On my list of things to do:
1. bury conduit for PV wires
2. build battery
3. build ground mount (solar panels are just on the ground)
4. Trench Cat 6 (300ft) and put CTs at meter instead of at house panel, about 1/2 of my load is from another panel that is double lugged at the meter and not being measured currently

View attachment 241561
I am curious, did you ever extend the CTs to your meter? If so, what cabling did you use and how did it work?

I will be installing a MN The One soon (I hope) and also have the meter ~180' or so from the main panel and inverter.

Thanks
 
The CT connection is just a CAT cable, so you should be able to extend no problems. I would think you could go up to the max length of a CAT cable before you need a booster which I believe is around 300'.
 
It’s all about the voltage drop and propagation of the electrical signal but that’s not a concern here. The typical 3000:1 CTs will have 0.1A of current going through at 300A. Cat6 cable is around 14ohms per 100m. The error proportional to length of cat6 cable and current it is measuring. It would help knowing what the internal burden resistor is for the circuit measuring the current is.
 
Your inverter can talk to a smartmeter using modbus over RS485 instead of a CT. If you don't fancy digging, this can be transmitted wirelessly, with modbus to WiFi converters, for example, or modbus to ethernet then ethernet over powerline.
 
Your inverter can talk to a smartmeter using modbus over RS485 instead of a CT. If you don't fancy digging, this can be transmitted wirelessly, with modbus to WiFi converters, for example, or modbus to ethernet then ethernet over powerline.
Can this work for other inverters? Where can I find out more?
 
Can this work for other inverters? Where can I find out more?
Only if the inverter supports it. Usually the ct connection is analog, reading a voltage or current based CT. You need an inverter that knows how to talk modbus over RS485.
 
Yes it won't work if the inverter only wants to use a CT to measure power. But if it can use a smartmeter to measure power instead, these pretty much all talk Modbus-RTU over RS485 so a pair of wireless RS485 transmitters should work. Before buying stuff, RTFM, because you need transmitters that can work as a pair, one server and one client, which is not the usual wifi serial server that will only talk to a PC. Maybe these would work, I haven't tried, and there are so many features it's hard to tell lol.
 
Indeed lol. I like wired stuff, cables are more reliable and the manual is shorter
 
Voltage from CT is pretty low; mine are 0.333V @ 100A.

You could make an op-amp circuit boosting that to 3.33V or more, then divide back down with resistors at far end. That reduces noise as a percentage of signal.

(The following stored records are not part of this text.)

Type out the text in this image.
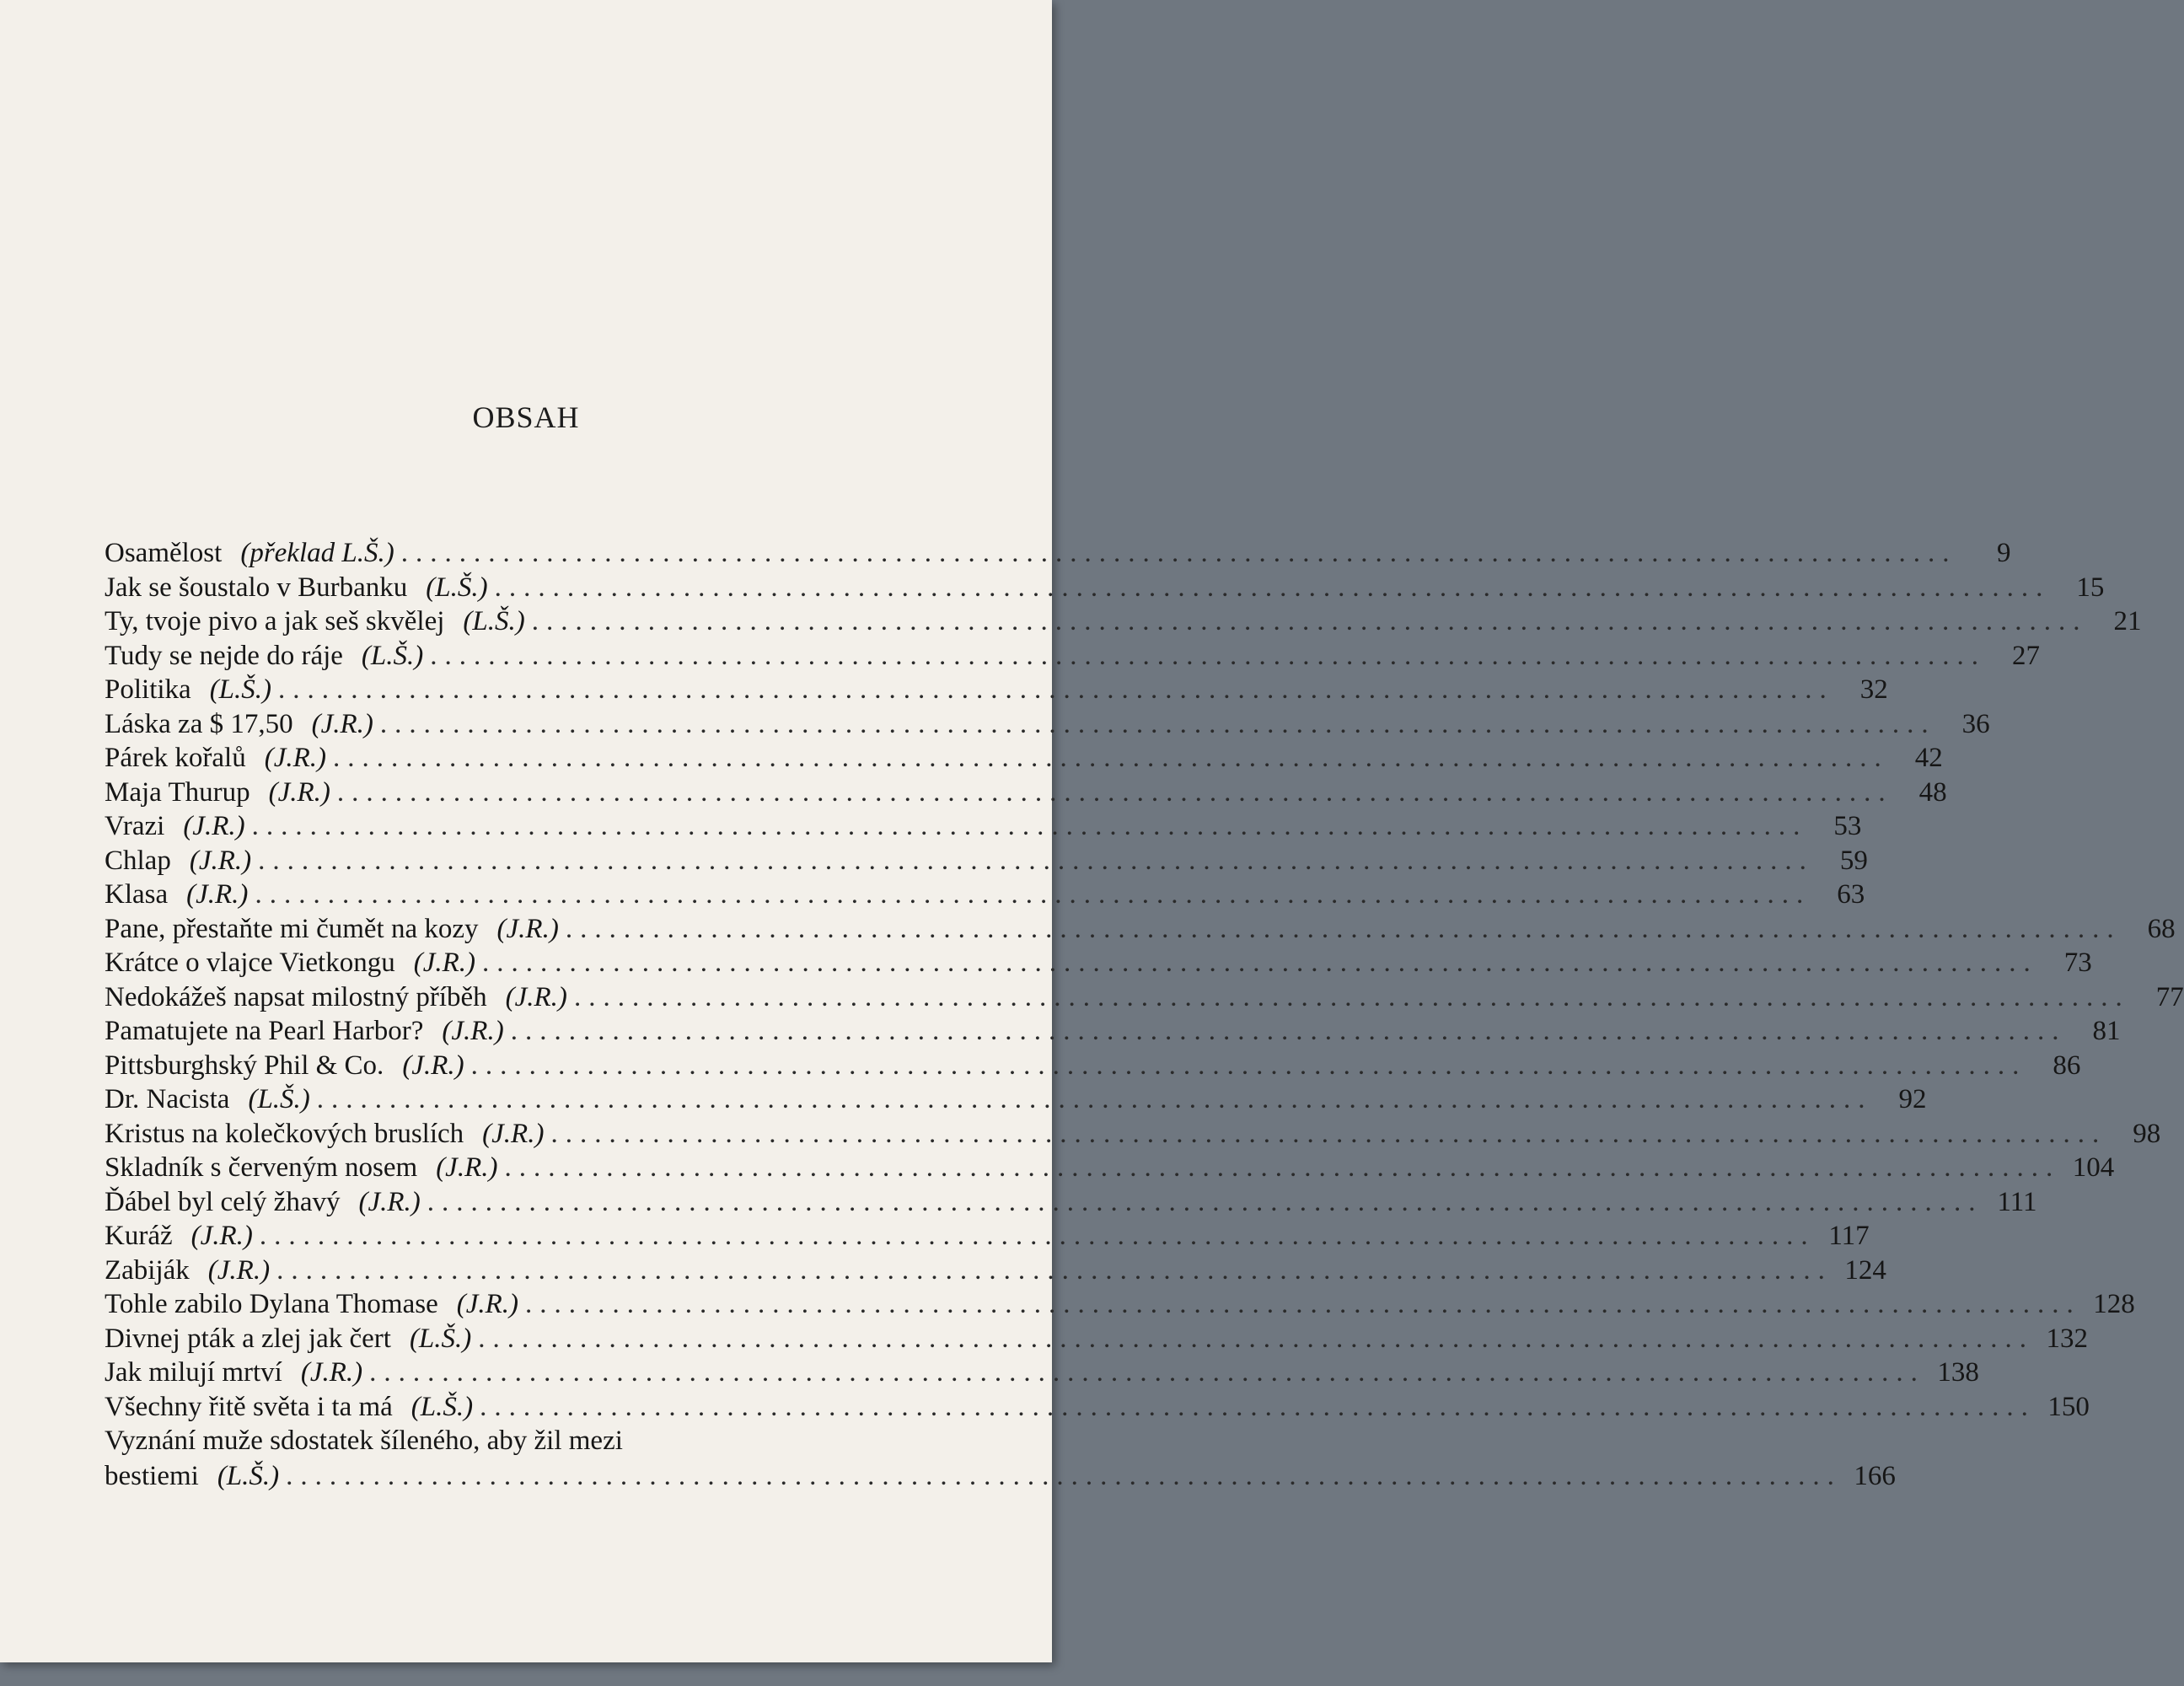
OBSAH
Osamělost (překlad L.Š.) ...........................................................................................................	9
Jak se šoustalo v Burbanku (L.Š.) ........................................................................................................... 15
Ty, tvoje pivo a jak seš skvělej (L.Š.) ........................................................................................................... 21
Tudy se nejde do ráje (L.Š.) ........................................................................................................... 27
Politika (L.Š.) ........................................................................................................... 32
Láska za $ 17,50 (J.R.) ........................................................................................................... 36
Párek kořalů (J.R.) ........................................................................................................... 42
Maja Thurup (J.R.) ........................................................................................................... 48
Vrazi (J.R.) ........................................................................................................... 53
Chlap (J.R.) ........................................................................................................... 59
Klasa (J.R.) ........................................................................................................... 63
Pane, přestaňte mi čumět na kozy (J.R.) ........................................................................................................... 68
Krátce o vlajce Vietkongu (J.R.) ........................................................................................................... 73
Nedokážeš napsat milostný příběh (J.R.) ........................................................................................................... 77
Pamatujete na Pearl Harbor? (J.R.) ........................................................................................................... 81
Pittsburghský Phil & Co. (J.R.) ........................................................................................................... 86
Dr. Nacista (L.Š.) ........................................................................................................... 92
Kristus na kolečkových bruslích (J.R.) ........................................................................................................... 98
Skladník s červeným nosem (J.R.) ........................................................................................................... 104
Ďábel byl celý žhavý (J.R.) ........................................................................................................... 111
Kuráž (J.R.) ........................................................................................................... 117
Zabiják (J.R.) ........................................................................................................... 124
Tohle zabilo Dylana Thomase (J.R.) ........................................................................................................... 128
Divnej pták a zlej jak čert (L.Š.) ........................................................................................................... 132
Jak milují mrtví (J.R.) ........................................................................................................... 138
Všechny řitě světa i ta má (L.Š.) ........................................................................................................... 150
Vyznání muže sdostatek šíleného, aby žil mezi
bestiemi (L.Š.) ........................................................................................................... 166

Use shielded cable to block electrostatic coupling. Grounded to inverter, and grounded to driving op-amp circuit (with isolated DC supply feeding it) to block magnetic coupling. Maybe supply op-amp with DC fed from inverter, e.g. 2 or 4 twisted pair wire. (Best avoiding ground to chassis at far end where CT is located.)
 
Been doing some testing on extending The One's CTs:

Used a 200' CAT6 shielded direct burial cable and a 10' CAT6 shielded interior cable. The MN CT cable was plugged into a Female-Female CAT6 adapter and then to the extending CAT6 cable, to extend the CTs. Note too, the 200' cable was just coiled on the floor not laid outside on the ground (which is snow covered and frozen here now). Test procedure was fairly simple: Note the current/wattage draw before and after plugging a 1500W space heater into outlets outside the AIO's outputs, and on outlets on the 100A and 50A AIO breakers.

In short, both cables worked, with no apparent differences in the power/current measurements. All the numbers were withing 5% or so of the previous readings, well within the slight variations in house loads.

I am continuing to run the test, and will report if I do see any differences or issues. But at first look, it appears that the CTs can be extended, at least up to 200'.

Several folks here have expressed a need/desire to extend their CTs, so I wanted to let folks know about what I've found. Looks like you can extend them, with off the shelf products.